The campaign came to light after suspicious activity was detected in the FastUUID project on September 2. Attackers had compromised maintainer accounts and injected a malicious GitHub Actions workflow designed to trigger on code pushes or manual dispatch.

Once activated, the workflow harvested secrets from the environment and exfiltrated them via a curl POST request to an attacker-controlled server. In FastUUID’s case, its PyPI token was stolen, though no malicious package uploads were made prior to the breach being contained.

Further investigation revealed that the incident was far more widespread than just FastUUID. At least 817 repositories were found to contain similar malicious commits, all sending stolen secrets to the same endpoint. To maximize the theft, attackers enumerated secret names from legitimate workflows, then hardcoded them into their own scripts.

By September 5, researchers had notified GitHub, npm, and PyPI, while also filing issues across 573 impacted repositories. One hundred projects, at this point, had already detected and reverted the malicious commits. Soon after disclosure, the exfiltration endpoint was taken offline, but not before significant damage occurred.

The exposure affects at least nine npm and 15 PyPI packages, leaving open the possibility of malicious releases unless maintainers revoke compromised tokens.
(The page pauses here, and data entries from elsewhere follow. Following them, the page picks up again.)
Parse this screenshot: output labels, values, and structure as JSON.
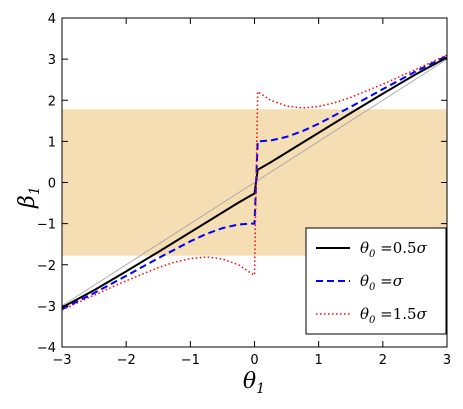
{
  "chart_data": {
    "type": "line",
    "xlabel": "θ",
    "xlabel_sub": "1",
    "ylabel": "β",
    "ylabel_sub": "1",
    "xlim": [
      -3,
      3
    ],
    "ylim": [
      -4,
      4
    ],
    "xticks": [
      -3,
      -2,
      -1,
      0,
      1,
      2,
      3
    ],
    "yticks": [
      -4,
      -3,
      -2,
      -1,
      0,
      1,
      2,
      3,
      4
    ],
    "xtick_labels": [
      "−3",
      "−2",
      "−1",
      "0",
      "1",
      "2",
      "3"
    ],
    "ytick_labels": [
      "−4",
      "−3",
      "−2",
      "−1",
      "0",
      "1",
      "2",
      "3",
      "4"
    ],
    "shaded_band": {
      "y_range": [
        -1.78,
        1.78
      ],
      "color": "#f5deb3"
    },
    "reference_line": {
      "slope": 1,
      "color": "#aaaaaa"
    },
    "grid": false,
    "legend_position": "lower-right",
    "series": [
      {
        "legend": "θ₀ = 0.5σ",
        "color": "#000000",
        "style": "solid",
        "theta0": 0.5,
        "x": [
          -3.0,
          -2.5,
          -2.0,
          -1.5,
          -1.0,
          -0.75,
          -0.5,
          -0.25,
          -0.05,
          0.0,
          0.05,
          0.25,
          0.5,
          0.75,
          1.0,
          1.5,
          2.0,
          2.5,
          3.0
        ],
        "y": [
          -3.04,
          -2.62,
          -2.16,
          -1.69,
          -1.21,
          -0.97,
          -0.73,
          -0.49,
          -0.31,
          -0.27,
          0.31,
          0.49,
          0.73,
          0.97,
          1.21,
          1.69,
          2.16,
          2.62,
          3.04
        ]
      },
      {
        "legend": "θ₀ = σ",
        "color": "#0000ff",
        "style": "dashed",
        "theta0": 1.0,
        "x": [
          -3.0,
          -2.5,
          -2.0,
          -1.5,
          -1.0,
          -0.75,
          -0.5,
          -0.25,
          -0.05,
          0.0,
          0.05,
          0.25,
          0.5,
          0.75,
          1.0,
          1.5,
          2.0,
          2.5,
          3.0
        ],
        "y": [
          -3.08,
          -2.69,
          -2.27,
          -1.84,
          -1.43,
          -1.25,
          -1.11,
          -1.02,
          -1.0,
          -1.0,
          1.0,
          1.02,
          1.11,
          1.25,
          1.43,
          1.84,
          2.27,
          2.69,
          3.08
        ]
      },
      {
        "legend": "θ₀ = 1.5σ",
        "color": "#ff0000",
        "style": "dotted",
        "theta0": 1.5,
        "x": [
          -3.0,
          -2.5,
          -2.0,
          -1.5,
          -1.25,
          -1.0,
          -0.75,
          -0.5,
          -0.25,
          -0.05,
          0.0,
          0.05,
          0.25,
          0.5,
          0.75,
          1.0,
          1.25,
          1.5,
          2.0,
          2.5,
          3.0
        ],
        "y": [
          -3.1,
          -2.74,
          -2.39,
          -2.07,
          -1.94,
          -1.85,
          -1.81,
          -1.86,
          -2.0,
          -2.21,
          -2.25,
          2.21,
          2.0,
          1.86,
          1.81,
          1.85,
          1.94,
          2.07,
          2.39,
          2.74,
          3.1
        ]
      }
    ]
  }
}
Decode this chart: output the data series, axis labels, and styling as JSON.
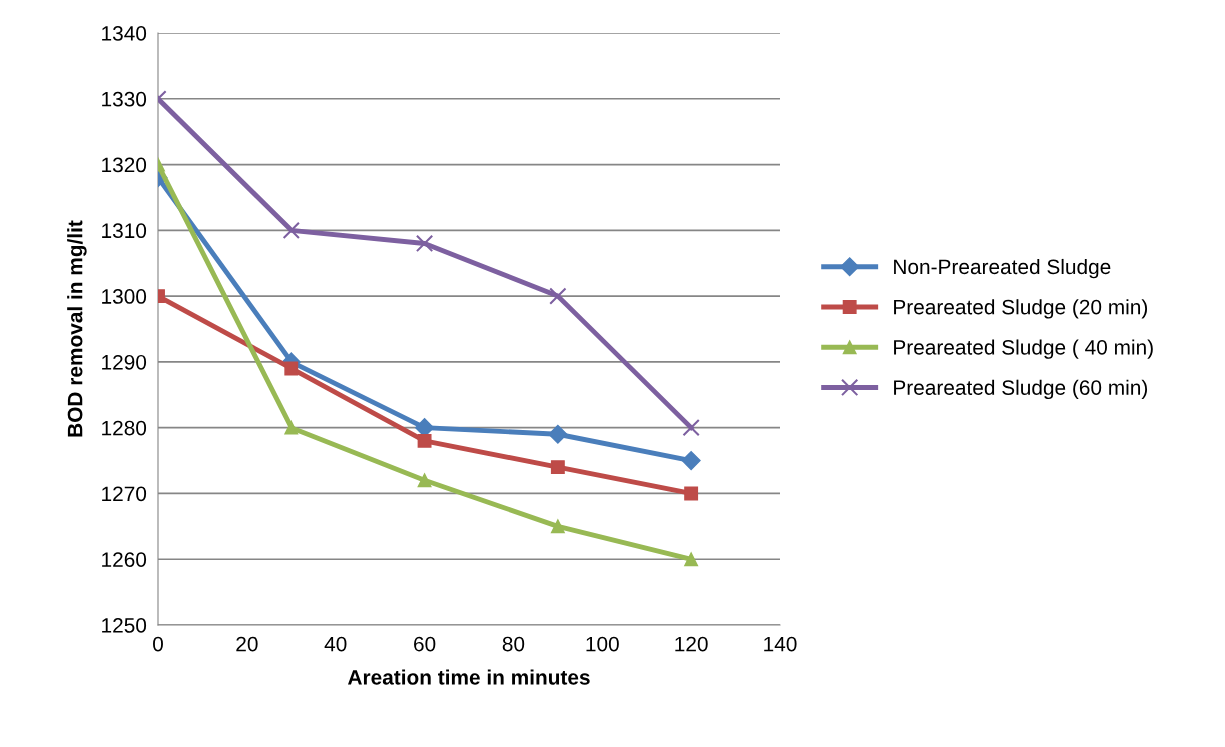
{
  "chart_data": {
    "type": "line",
    "xlabel": "Areation time in minutes",
    "ylabel": "BOD removal in mg/lit",
    "x": [
      0,
      30,
      60,
      90,
      120
    ],
    "series": [
      {
        "name": "Non-Preareated Sludge",
        "color": "#4a7ebb",
        "marker": "diamond",
        "values": [
          1318,
          1290,
          1280,
          1279,
          1275
        ]
      },
      {
        "name": "Preareated Sludge (20 min)",
        "color": "#be4b48",
        "marker": "square",
        "values": [
          1300,
          1289,
          1278,
          1274,
          1270
        ]
      },
      {
        "name": "Preareated Sludge ( 40 min)",
        "color": "#98b954",
        "marker": "triangle",
        "values": [
          1320,
          1280,
          1272,
          1265,
          1260
        ]
      },
      {
        "name": "Preareated Sludge (60 min)",
        "color": "#7d60a0",
        "marker": "cross",
        "values": [
          1330,
          1310,
          1308,
          1300,
          1280
        ]
      }
    ],
    "xlim": [
      0,
      140
    ],
    "xticks": [
      0,
      20,
      40,
      60,
      80,
      100,
      120,
      140
    ],
    "ylim": [
      1250,
      1340
    ],
    "yticks": [
      1250,
      1260,
      1270,
      1280,
      1290,
      1300,
      1310,
      1320,
      1330,
      1340
    ],
    "grid": "y",
    "legend": "right",
    "line_style": "solid"
  }
}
While the campaign shares similarities with the AI-powered ‘s1ngularity’ attack on over 2100 GitHub accounts from August, researchers believe GhostAction is altogether a separate operation.

The Ugly | House Panel Warns of Chinese Cyber Espionage Exploiting Political Communication

Highly targeted cyber espionage campaigns amidst tense trade negotiations between the U.S. and China have led the House Select Committee on China to issue an advisory warning. These campaigns, linked to the PRC, are focused on U.S. government agencies, business groups, law firms, and think tanks while the two economic powers continue talks on tariffs and diplomacy.
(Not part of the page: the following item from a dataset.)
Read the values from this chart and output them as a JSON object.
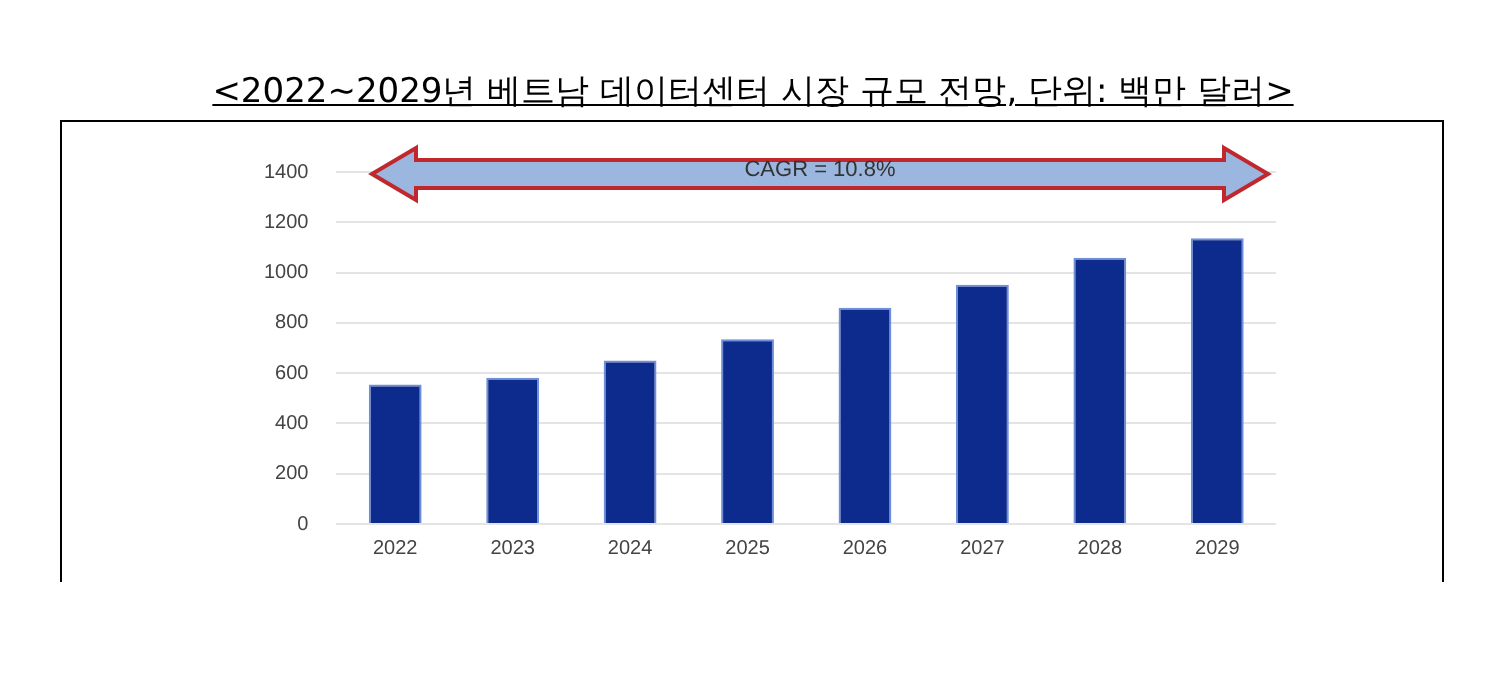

According to the committee, suspected threat actors based in China impersonated Republican Party Congressman John Robert Moolenaar (R-MI) in phishing emails sent out to trusted contacts. The emails, framed as requests for input on sanctions against China, carried attachments that deployed malware to steal sensitive data and establish persistence. So far, the actors are believed to be APT41, a prolific state-backed group known for global espionage campaigns.
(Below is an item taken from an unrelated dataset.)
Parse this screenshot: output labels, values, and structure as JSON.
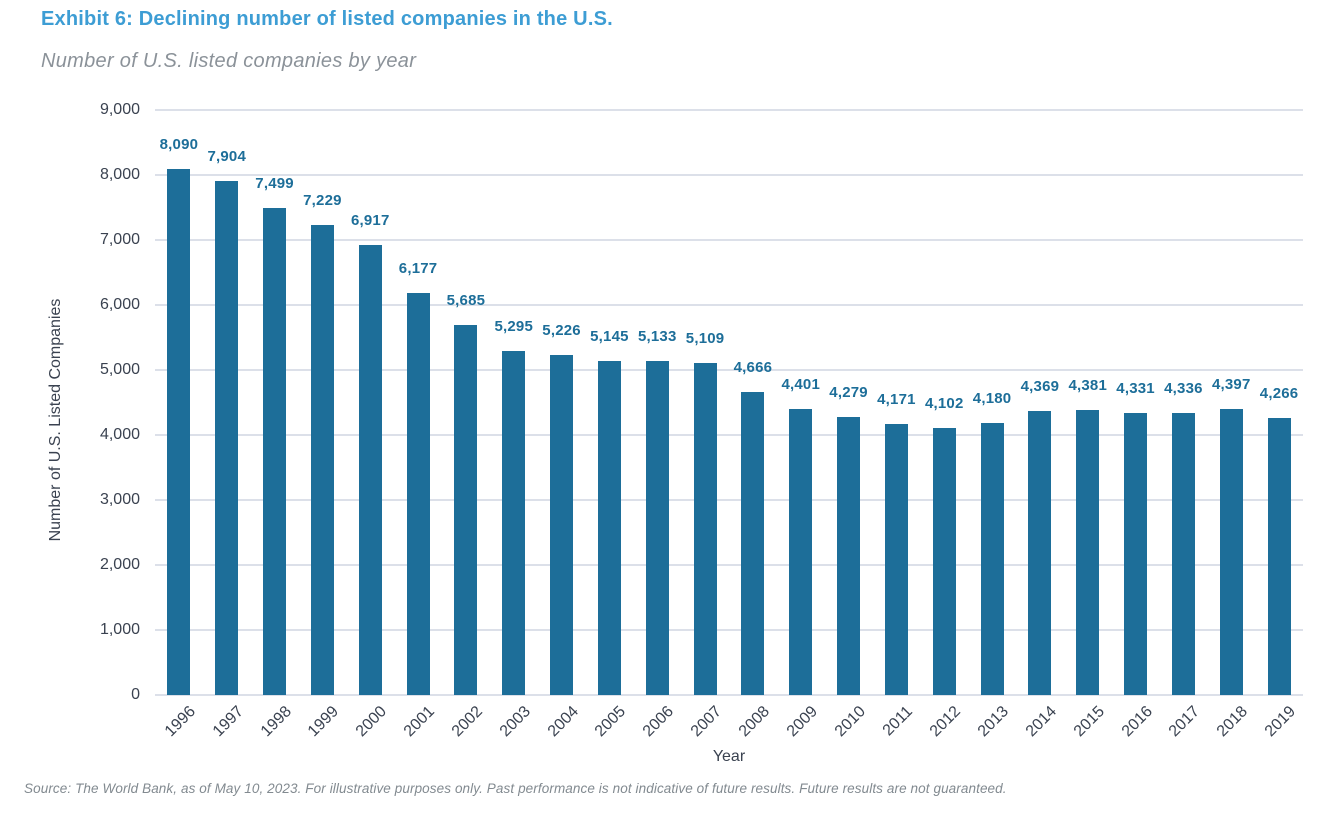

Moolenaar, who is also the Chairman of the House Select Committee, stressed that these attacks aim to steal U.S. strategy and leverage it against Congress, the Administration, and the American people. Historically, the campaign aligns with tactics often used by state-sponsored threat actors, including abuse of cloud services and legitimate software to obscure activity and exploit personal or unofficial communication channels. The Chinese embassy has rejected the allegations, stating it “firmly opposes and combats all forms of cyber attacks and cyber crime” and opposes accusations without solid evidence.

Adversaries are increasingly exploiting the extension of modern political communication. Not all exchanges occur over official government accounts or devices, and attackers are capitalizing on trusted officials that engage with partners through personal or less-secure channels. By masquerading as familiar public figures and using the right lures, they can amplify authenticity and carry out their objectives while evading detection.